La calotte ecclésiastique, selon X. Barbier de Montault, 1877


I. — Autrefois, la calotte était souple et profonde ; elle n'épousait pas la forme de la tète. Depuis une centaine d'années, elle est ferme et arrondie ; elle prend juste sur la tête, ce qui la rend à la fois plus chaude et plus élégante.

Cette forme modifiée étant universellement adoptée, il n'est plus loisible d'en préférer une autre qui n'a pas sa raison d'être. En fait de costume, l’Église ne se laisse pas influencer par l'archéologie, dont les regards sont tournés vers le passé d'une manière trop persistante, comme s'il n'y avait rien ailleurs. Ainsi donc la clémentine à oreilles a fait son temps. La forme mondaine n'est pas pour cela plus acceptable et, pour plus d'un motif, le clergé devrait s'abstenir, surtout à l'église, du bonnet grec qui menace sérieusement de faire invasion et qui ne convient point à des Latins.

Les fabricants romains excellent à faire les calottes ecclésiastiques, et le chapelier du pape, qui est aussi celui du Sacré-Collège et de la prélature, montre en ce genre un talent tout particulier. 

La calotte romaine, un peu moins profonde que la française, exige des soins que nous ne donnons pas aux nôtres, qui peuvent être coupées et cousues par la première couturière venue. Il faut d'abord une poupée de bois, qui a l'aspect d'une tête. On y tend une peau d'un seul morceau, de manière qu'elle en prenne exactement le contour et ne fasse pas le moindre pli ; sur cette peau est appliquée la calotte elle-même, qui se compose de huit côtes triangulaires. En France, où l'on ne met que six côtes, la calotte bâille et on est obligé de l'ourler d'un galon au rebord inférieur, afin qu'elle serre mieux la tête. Précaution inutile. À Rome, les côtes se recouvrent mutuellement et chacune est fixée par une piqûre, laquelle se répète tout autour.

Au sommet est une petite boucle en ganse, qui sert à prendre et mettre la calotte; rien n'autorise à cet endroit une houppette de soie effilée, comme on le fait en quelques pays, par exemple, en Lombardie, Autriche. 

La peau, qui forme doublure, a l'avantage de rendre la calotte rigide. On ne s'aperçoit bien de cela qu'aux offices pontificaux, lorsque la calotte épiscopale est posée sur un plateau ; souple et à plis, elle n'y ferait pas si bonne figure. Il est évident que la question de goût a dû entrer pour quelque chose dans cette combinaison. 

Toutefois, la peau a un inconvénient : elle échauffe la tête et, par la sueur qui ne s'évapore pas, tend à faire tomber les cheveux, au moins à la partie antérieure. Quoi qu'il en soit, serait-ce bien à nous, Français, à nous plaindre, nous qui avions inventé, apparemment, pour une plus grande durée, la calotte en cuir bouilli, dont il ne reste désormais que de rares spécimens, conservés par quelques vieux chantres et curés ? 

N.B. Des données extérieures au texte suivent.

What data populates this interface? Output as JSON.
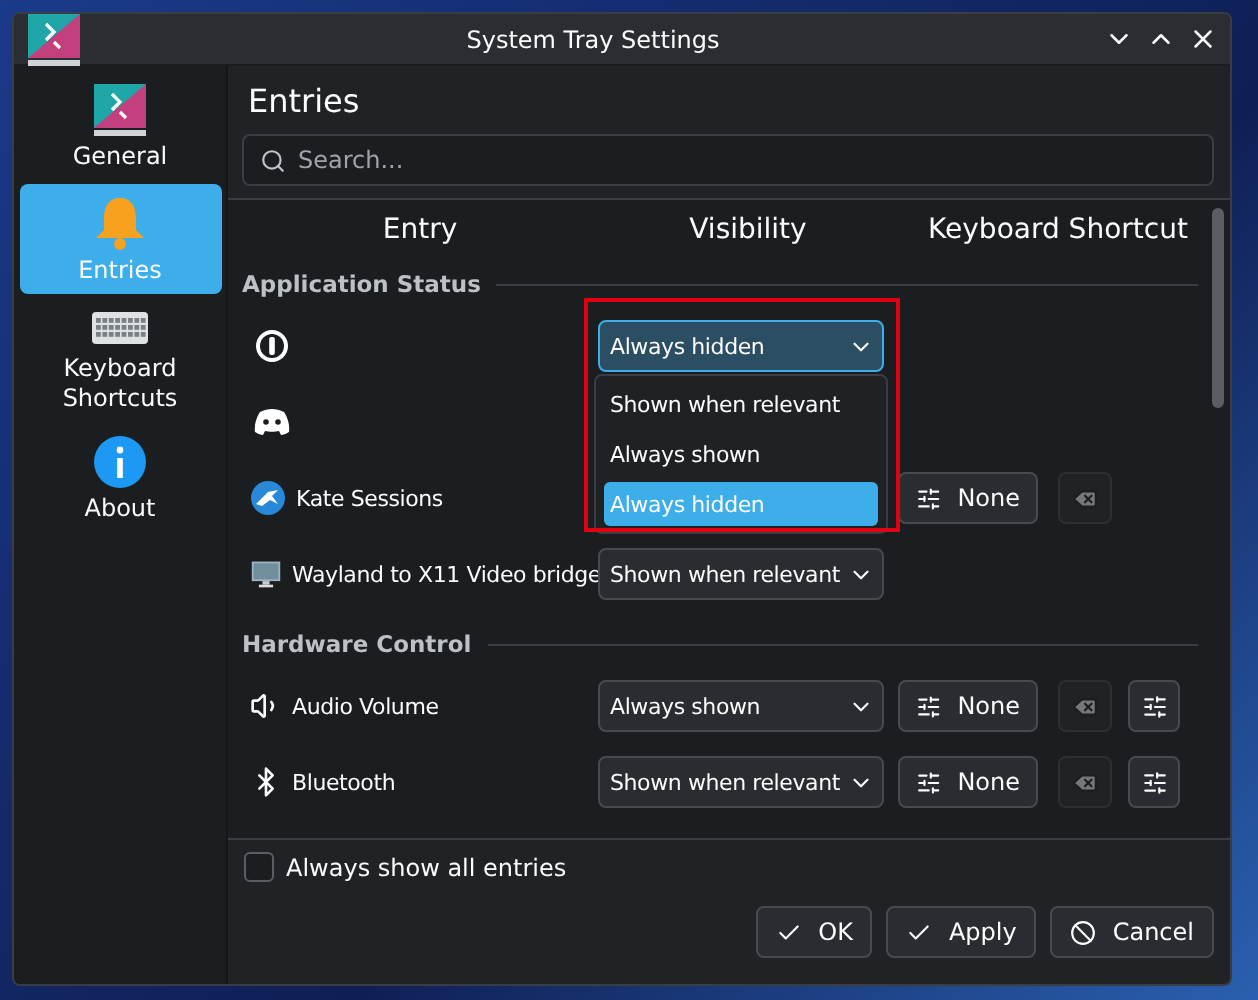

II. — Le cuir bouilli finira par disparaître, comme aussi le bonnet de soie qui ressemble à un bas, le tricot et le velours. Le tricot est toujours grossier, même fait au petit fer, à moins qu'il ne se fasse au métier, mais alors il n'a plus assez de consistance, si on ne lui fait un rebord toujours disgracieux. 

Quant au velours, il appartient en propre au pape. Personne autre à Rome n'oserait l'usurper et l'on se rappelle l'étonnement (je dirais presque le scandale) causé par l'outrecuidauce d'un cardinal étranger qui, malgré les remontrances des maîtres de cérémonies, s'est obstiné à paraître à la cour avec une calotte de velours rouge. Que le clergé français, qui a trop tacitement adopté le velours à l'instigation sans doute des fabricants, en fasse donc désormais son deuil ! Ceux qui tiennent à cette étoffe auront du moins la consolation de la porter encore en culotte, suivant une tradition presque immémoriale qui n'a aucun inconvénient, puisque sous la soutane elle ne paraît pas. C'est ainsi que devraient toujours faire ceux qui ont encore au cœur quelque dilection pour des pratiques démodées ; qu'ils les cachent et nous respecterons l'incognito prudent. 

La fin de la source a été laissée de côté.